Description
Running StreamingKMeans Clustering with REDUCE_STREAMING_KMEANS = true and when no estimatedDistanceCutoff is specified, throws the following error
java.lang.IllegalArgumentException: Must have nonzero number of training and test vectors. Asked for %.1f %% of %d vectors for test [10.000000149011612, 0] at com.google.common.base.Preconditions.checkArgument(Preconditions.java:120) at org.apache.mahout.clustering.streaming.cluster.BallKMeans.splitTrainTest(BallKMeans.java:176) at org.apache.mahout.clustering.streaming.cluster.BallKMeans.cluster(BallKMeans.java:192) at org.apache.mahout.clustering.streaming.mapreduce.StreamingKMeansReducer.getBestCentroids(StreamingKMeansReducer.java:107) at org.apache.mahout.clustering.streaming.mapreduce.StreamingKMeansReducer.reduce(StreamingKMeansReducer.java:73) at org.apache.mahout.clustering.streaming.mapreduce.StreamingKMeansReducer.reduce(StreamingKMeansReducer.java:37) at org.apache.hadoop.mapreduce.Reducer.run(Reducer.java:177) at org.apache.hadoop.mapred.ReduceTask.runNewReducer(ReduceTask.java:649) at org.apache.hadoop.mapred.ReduceTask.run(ReduceTask.java:418) at org.apache.hadoop.mapred.LocalJobRunner$Job.run(LocalJobRunner.java:398)
The issue is caused by the following code in StreamingKMeansThread.call()

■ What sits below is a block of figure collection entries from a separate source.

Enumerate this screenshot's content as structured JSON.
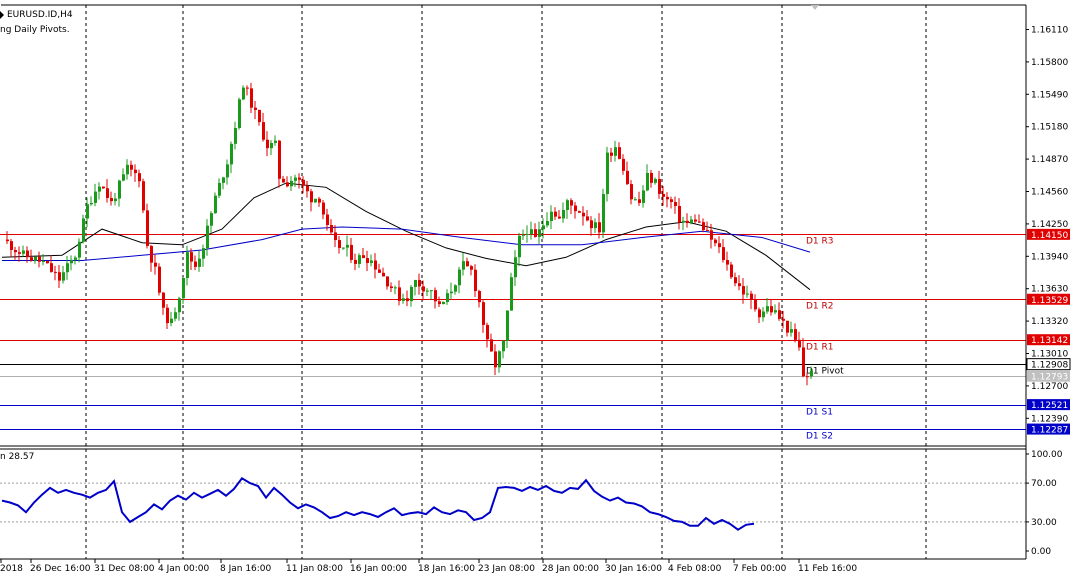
{
  "chart_data": [
    {
      "type": "candlestick",
      "symbol": "EURUSD.ID,H4",
      "indicator_name": "ng Daily Pivots.",
      "y_axis": {
        "min": 1.1213,
        "max": 1.1642,
        "tick_labels": [
          "1.16110",
          "1.15800",
          "1.15490",
          "1.15180",
          "1.14870",
          "1.14560",
          "1.14250",
          "1.13940",
          "1.13630",
          "1.13320",
          "1.13010",
          "1.12700",
          "1.12390"
        ]
      },
      "x_axis": {
        "tick_labels": [
          "2018",
          "26 Dec 16:00",
          "31 Dec 08:00",
          "4 Jan 00:00",
          "8 Jan 16:00",
          "11 Jan 08:00",
          "16 Jan 00:00",
          "18 Jan 16:00",
          "23 Jan 08:00",
          "28 Jan 00:00",
          "30 Jan 16:00",
          "4 Feb 08:00",
          "7 Feb 00:00",
          "11 Feb 16:00"
        ]
      },
      "pivot_levels": [
        {
          "label": "D1 R3",
          "value": 1.1415,
          "color": "#e00000",
          "tag": "1.14150"
        },
        {
          "label": "D1 R2",
          "value": 1.13529,
          "color": "#e00000",
          "tag": "1.13529"
        },
        {
          "label": "D1 R1",
          "value": 1.13142,
          "color": "#e00000",
          "tag": "1.13142"
        },
        {
          "label": "D1 Pivot",
          "value": 1.12908,
          "color": "#000000",
          "tag": "1.12908"
        },
        {
          "label": "D1 S1",
          "value": 1.12521,
          "color": "#0000c8",
          "tag": "1.12521"
        },
        {
          "label": "D1 S2",
          "value": 1.12287,
          "color": "#0000c8",
          "tag": "1.12287"
        }
      ],
      "current_price": {
        "value": 1.12793,
        "tag": "1.12793"
      },
      "price_waypoints": [
        [
          0,
          1.141
        ],
        [
          5,
          1.1395
        ],
        [
          10,
          1.1388
        ],
        [
          14,
          1.1372
        ],
        [
          18,
          1.1395
        ],
        [
          21,
          1.1442
        ],
        [
          24,
          1.1465
        ],
        [
          27,
          1.1445
        ],
        [
          31,
          1.1478
        ],
        [
          34,
          1.147
        ],
        [
          36,
          1.1405
        ],
        [
          38,
          1.138
        ],
        [
          40,
          1.134
        ],
        [
          42,
          1.133
        ],
        [
          44,
          1.1358
        ],
        [
          46,
          1.1395
        ],
        [
          48,
          1.1385
        ],
        [
          50,
          1.1405
        ],
        [
          53,
          1.145
        ],
        [
          56,
          1.1485
        ],
        [
          58,
          1.152
        ],
        [
          60,
          1.156
        ],
        [
          62,
          1.154
        ],
        [
          64,
          1.152
        ],
        [
          66,
          1.15
        ],
        [
          68,
          1.15
        ],
        [
          69,
          1.147
        ],
        [
          71,
          1.1465
        ],
        [
          73,
          1.147
        ],
        [
          75,
          1.146
        ],
        [
          77,
          1.145
        ],
        [
          79,
          1.145
        ],
        [
          81,
          1.142
        ],
        [
          83,
          1.1405
        ],
        [
          86,
          1.14
        ],
        [
          88,
          1.139
        ],
        [
          90,
          1.1395
        ],
        [
          92,
          1.139
        ],
        [
          95,
          1.1375
        ],
        [
          97,
          1.1365
        ],
        [
          99,
          1.1355
        ],
        [
          101,
          1.1355
        ],
        [
          103,
          1.137
        ],
        [
          105,
          1.1365
        ],
        [
          107,
          1.136
        ],
        [
          109,
          1.1345
        ],
        [
          111,
          1.1355
        ],
        [
          113,
          1.137
        ],
        [
          115,
          1.1385
        ],
        [
          117,
          1.138
        ],
        [
          119,
          1.135
        ],
        [
          121,
          1.131
        ],
        [
          123,
          1.129
        ],
        [
          125,
          1.131
        ],
        [
          127,
          1.137
        ],
        [
          129,
          1.141
        ],
        [
          131,
          1.142
        ],
        [
          133,
          1.141
        ],
        [
          135,
          1.1425
        ],
        [
          137,
          1.144
        ],
        [
          139,
          1.143
        ],
        [
          141,
          1.1445
        ],
        [
          143,
          1.144
        ],
        [
          145,
          1.1435
        ],
        [
          147,
          1.1425
        ],
        [
          149,
          1.142
        ],
        [
          151,
          1.149
        ],
        [
          153,
          1.15
        ],
        [
          155,
          1.148
        ],
        [
          157,
          1.145
        ],
        [
          159,
          1.1445
        ],
        [
          161,
          1.147
        ],
        [
          163,
          1.1465
        ],
        [
          165,
          1.145
        ],
        [
          167,
          1.1445
        ],
        [
          169,
          1.143
        ],
        [
          171,
          1.1425
        ],
        [
          173,
          1.143
        ],
        [
          175,
          1.142
        ],
        [
          177,
          1.141
        ],
        [
          179,
          1.14
        ],
        [
          181,
          1.1385
        ],
        [
          183,
          1.137
        ],
        [
          185,
          1.136
        ],
        [
          187,
          1.135
        ],
        [
          189,
          1.134
        ],
        [
          191,
          1.1345
        ],
        [
          193,
          1.134
        ],
        [
          195,
          1.133
        ],
        [
          197,
          1.132
        ],
        [
          199,
          1.1305
        ],
        [
          200,
          1.128
        ],
        [
          202,
          1.1282
        ]
      ],
      "moving_averages": [
        {
          "color": "#000000",
          "points": [
            [
              0,
              1.1393
            ],
            [
              15,
              1.1395
            ],
            [
              25,
              1.142
            ],
            [
              35,
              1.1407
            ],
            [
              45,
              1.1405
            ],
            [
              55,
              1.142
            ],
            [
              63,
              1.145
            ],
            [
              71,
              1.1464
            ],
            [
              81,
              1.146
            ],
            [
              91,
              1.1437
            ],
            [
              101,
              1.1418
            ],
            [
              111,
              1.1402
            ],
            [
              121,
              1.1392
            ],
            [
              131,
              1.1385
            ],
            [
              141,
              1.1393
            ],
            [
              151,
              1.141
            ],
            [
              161,
              1.1422
            ],
            [
              171,
              1.1427
            ],
            [
              181,
              1.1418
            ],
            [
              191,
              1.1395
            ],
            [
              202,
              1.1362
            ]
          ]
        },
        {
          "color": "#0000c8",
          "points": [
            [
              0,
              1.139
            ],
            [
              20,
              1.139
            ],
            [
              35,
              1.1395
            ],
            [
              50,
              1.14
            ],
            [
              65,
              1.141
            ],
            [
              75,
              1.142
            ],
            [
              85,
              1.1422
            ],
            [
              100,
              1.142
            ],
            [
              115,
              1.1412
            ],
            [
              130,
              1.1405
            ],
            [
              145,
              1.1405
            ],
            [
              160,
              1.1412
            ],
            [
              175,
              1.1418
            ],
            [
              190,
              1.1412
            ],
            [
              202,
              1.1398
            ]
          ]
        }
      ]
    },
    {
      "type": "line",
      "indicator_value_label": "n 28.57",
      "y_axis": {
        "min": 0,
        "max": 100,
        "tick_labels": [
          "100.00",
          "70.00",
          "30.00",
          "0.00"
        ],
        "reference_levels": [
          70,
          30
        ]
      },
      "series": [
        {
          "color": "#0000c8",
          "values": [
            [
              0,
              52
            ],
            [
              2,
              50
            ],
            [
              4,
              47
            ],
            [
              6,
              40
            ],
            [
              8,
              50
            ],
            [
              10,
              58
            ],
            [
              12,
              65
            ],
            [
              14,
              60
            ],
            [
              16,
              63
            ],
            [
              18,
              60
            ],
            [
              20,
              58
            ],
            [
              22,
              55
            ],
            [
              24,
              60
            ],
            [
              26,
              63
            ],
            [
              28,
              72
            ],
            [
              30,
              40
            ],
            [
              32,
              30
            ],
            [
              34,
              35
            ],
            [
              36,
              40
            ],
            [
              38,
              48
            ],
            [
              40,
              43
            ],
            [
              42,
              52
            ],
            [
              44,
              57
            ],
            [
              46,
              53
            ],
            [
              48,
              60
            ],
            [
              50,
              55
            ],
            [
              52,
              59
            ],
            [
              54,
              63
            ],
            [
              56,
              57
            ],
            [
              58,
              64
            ],
            [
              60,
              75
            ],
            [
              62,
              70
            ],
            [
              64,
              67
            ],
            [
              66,
              55
            ],
            [
              68,
              65
            ],
            [
              70,
              58
            ],
            [
              72,
              50
            ],
            [
              74,
              44
            ],
            [
              76,
              48
            ],
            [
              78,
              45
            ],
            [
              80,
              40
            ],
            [
              82,
              34
            ],
            [
              84,
              36
            ],
            [
              86,
              40
            ],
            [
              88,
              37
            ],
            [
              90,
              40
            ],
            [
              92,
              38
            ],
            [
              94,
              35
            ],
            [
              96,
              40
            ],
            [
              98,
              44
            ],
            [
              100,
              37
            ],
            [
              102,
              39
            ],
            [
              104,
              40
            ],
            [
              106,
              38
            ],
            [
              108,
              45
            ],
            [
              110,
              40
            ],
            [
              112,
              38
            ],
            [
              114,
              42
            ],
            [
              116,
              40
            ],
            [
              118,
              32
            ],
            [
              120,
              34
            ],
            [
              122,
              40
            ],
            [
              124,
              65
            ],
            [
              126,
              66
            ],
            [
              128,
              65
            ],
            [
              130,
              62
            ],
            [
              132,
              66
            ],
            [
              134,
              63
            ],
            [
              136,
              67
            ],
            [
              138,
              62
            ],
            [
              140,
              60
            ],
            [
              142,
              65
            ],
            [
              144,
              64
            ],
            [
              146,
              73
            ],
            [
              148,
              62
            ],
            [
              150,
              56
            ],
            [
              152,
              52
            ],
            [
              154,
              55
            ],
            [
              156,
              50
            ],
            [
              158,
              49
            ],
            [
              160,
              46
            ],
            [
              162,
              40
            ],
            [
              164,
              38
            ],
            [
              166,
              35
            ],
            [
              168,
              31
            ],
            [
              170,
              30
            ],
            [
              172,
              26
            ],
            [
              174,
              26
            ],
            [
              176,
              34
            ],
            [
              178,
              28
            ],
            [
              180,
              32
            ],
            [
              182,
              28
            ],
            [
              184,
              22
            ],
            [
              186,
              27
            ],
            [
              188,
              28
            ]
          ]
        }
      ],
      "current_value": 28.57
    }
  ]
}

Iterator<Centroid> datapointsIterator = datapoints.iterator(); if (estimateDistanceCutoff == StreamingKMeansDriver.INVALID_DISTANCE_CUTOFF) { List<Centroid> estimatePoints = Lists.newArrayListWithExpectedSize(NUM_ESTIMATE_POINTS); while (datapointsIterator.hasNext() && estimatePoints.size() < NUM_ESTIMATE_POINTS) { estimatePoints.add(datapointsIterator.next()); } estimateDistanceCutoff = ClusteringUtils.estimateDistanceCutoff(estimatePoints, searcher.getDistanceMeasure()); } StreamingKMeans clusterer = new StreamingKMeans(searcher, numClusters, estimateDistanceCutoff); while (datapointsIterator.hasNext()) { clusterer.cluster(datapointsIterator.next()); }
The code is using the same iterator twice, and it fails on the second use for obvious reasons.